Wenn von der Polizei also keine Unterstützung zu erwarten war, habt ihr die wenigstens von anderen für die Villa erfahren?

Die Eltern von den Leuten aus der Villa, zumindest einige, fanden das gar nicht so schlecht, was wir da machen. Speziell nach dem Berggassenüberfall sind sie zum Bürgermeister gerannt.
Der Stadtjugendring
hat sich für uns eingesetzt und demzufolge dann nichts mehr zu sagen, wurden daraufhin totgestellt. Die Annette, Pfarrerin in der Kirche und Vorsitzende des Stadtjugendrings, hatte sich etwas sehr weit zur Szene rübergewagt. Wir kannten sie alle nicht, sie war aber total aufgeschlossen. Sie wurde kaputt gespielt, in der Stadt erstmal. Dann mußte sie zum Bischof. Und ist dann weggezogen, weil sie es nicht mehr ausgehalten hat. Das war eine ganz krasse Geschichte, so kirchenintern. In der Stadtverwaltung ist der Pausch unumschränkter Herr im Haus, ein Diktator. Dagmar Schneider, die Stadtjugendpflegerin, hatte die Villa nur so lange unterstützt, wie es IG Rock war und nicht den Anstrich einer linken Szene hatte. Die hat schnell gemerkt, daß ihr Job auf dem Spiel steht, wenn sie da weitermacht. Und mit dem Grimmaer Jugendamt haben wir schon beim ‘Goldenen Tälchen' schlechte Erfahrungen gemacht. Stör (Jugendamtsmitarbeiter ) ist da ein ganz schlimmer Finger. Und Michels (Jugendamtsleiterin des Jugendamtes Grimma)... Sobald du mit einem Hauch von Linken kamst, gab's bei denen nichts mehr. Alles was links unterstützen konnte, wurde tot gemacht: das Jugendselbsthilfezentrum, der Stadtjugendring. Die im Grimmaer Jugendamt haben auch so ein kleingeistiges Pausch-Niveau. Da ist z.B. Gey (CDU), Landrat im Grimma, schon anders, dem gefällt das auch alles nicht.

Und bezüglich Antifa?

Es gab vielleicht Interesse für das Thema an der Penne, mehr aber nicht.
Die Zustände in der Villa
haben das kaputt gemacht, so daß dort nie was zustande gekommen ist.
Du kannst die Stadt nicht mit einer Großstadt vergleichen. Hier ist alles weiter rechts, schon der Begriff Antifaschismus... Wurzen ist ein tiefer brauner Sumpf, vor jedem Fernseher, hinter jeder Bierdose.
Ein Bekannter hat so eine Unterschriftensammlung zur Wahl von Pausch an seiner Haustür. Die ganzen kleinen Fleischer, Bäcker usw. die haben drei Tage vor der Wahl noch solche Zettel verteilt: „Wir stimmen für Pausch!“.
Wenn man lange Haare hat, wird man in Wurzen mehr angeguckt, als wenn man Glatze hat, weil das zum Stadtbild gehört, das ist normal.

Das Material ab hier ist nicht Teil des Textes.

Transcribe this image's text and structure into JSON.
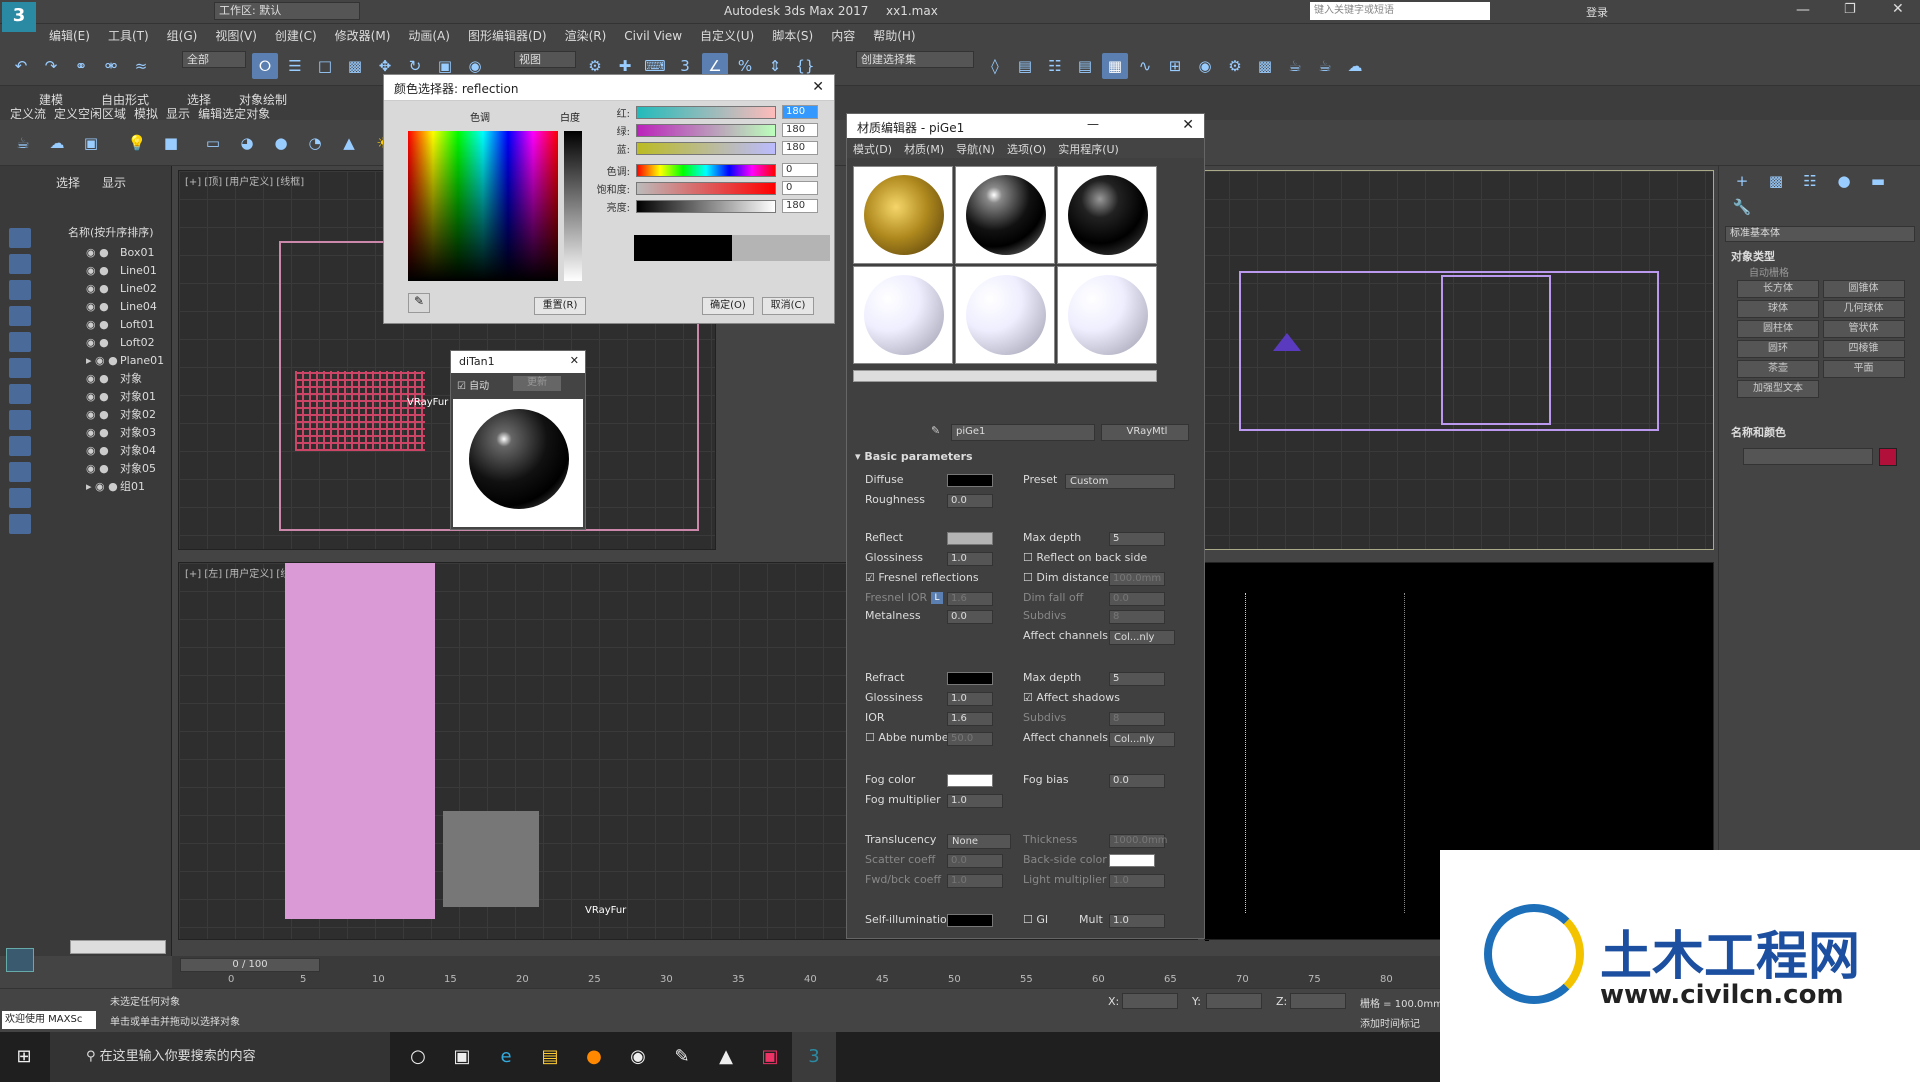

Teilt ihr den Eindruck, daß die Eltern ihren Fascho-Kindern Rückhalt geben?

Bestimmt nicht bei jedem.
Irgendwo müssen die das her haben, daß sie so drauf sind. Die werden ja nicht alle auf einmal von Müller
umerzogen. Das muß alles schon eine Ursache haben.
Wenn ich höre: Die Türken kommen und nehmen uns die Arbeitsplätze weg.
Es ist halt ein richtig stinkkonservatives Nest. Da fallen dann so Schlagwörter, die natürlich auch im NPD
-Programm stehen. Die meisten Faschos haben auch intakte Elternhäuser. Das sind alles ganz passable, nette, junge Männer - so das allgemeine Bild in der Stadt -, machen ihre Lehre, einen Handwerksberuf. Das ist was Feines. Die These, daß alle Faschos arbeitslos wären, trifft überhaupt nicht zu. Im Durchschnitt ist das so, wie bei jeder anderen Bevölkerungsgruppe.

Und wie sieht es mit euren Eltern aus?

Nur wenn deren Kinder mal bedroht oder verletzt werden, machen die sich Gedanken. Das ist dann so ein kurzes Aufflackern. Wenn einer jahrelang nichts auf's Maul gekriegt hat, sind auch die Eltern wieder zufrieden. Natürlich haben die den Pausch mit Begriffen wie Antifaschismus konfrontiert. Da kommt dann von Pausch zurück: Na, die Zeiten sind vorbei, die DDR haben wir hinter uns. Vielleicht schiebt er noch ein „40 Jahre...“ hinterher - da ist alles wieder in Butter.

Wie ist der Einfluß der regionalen Presse?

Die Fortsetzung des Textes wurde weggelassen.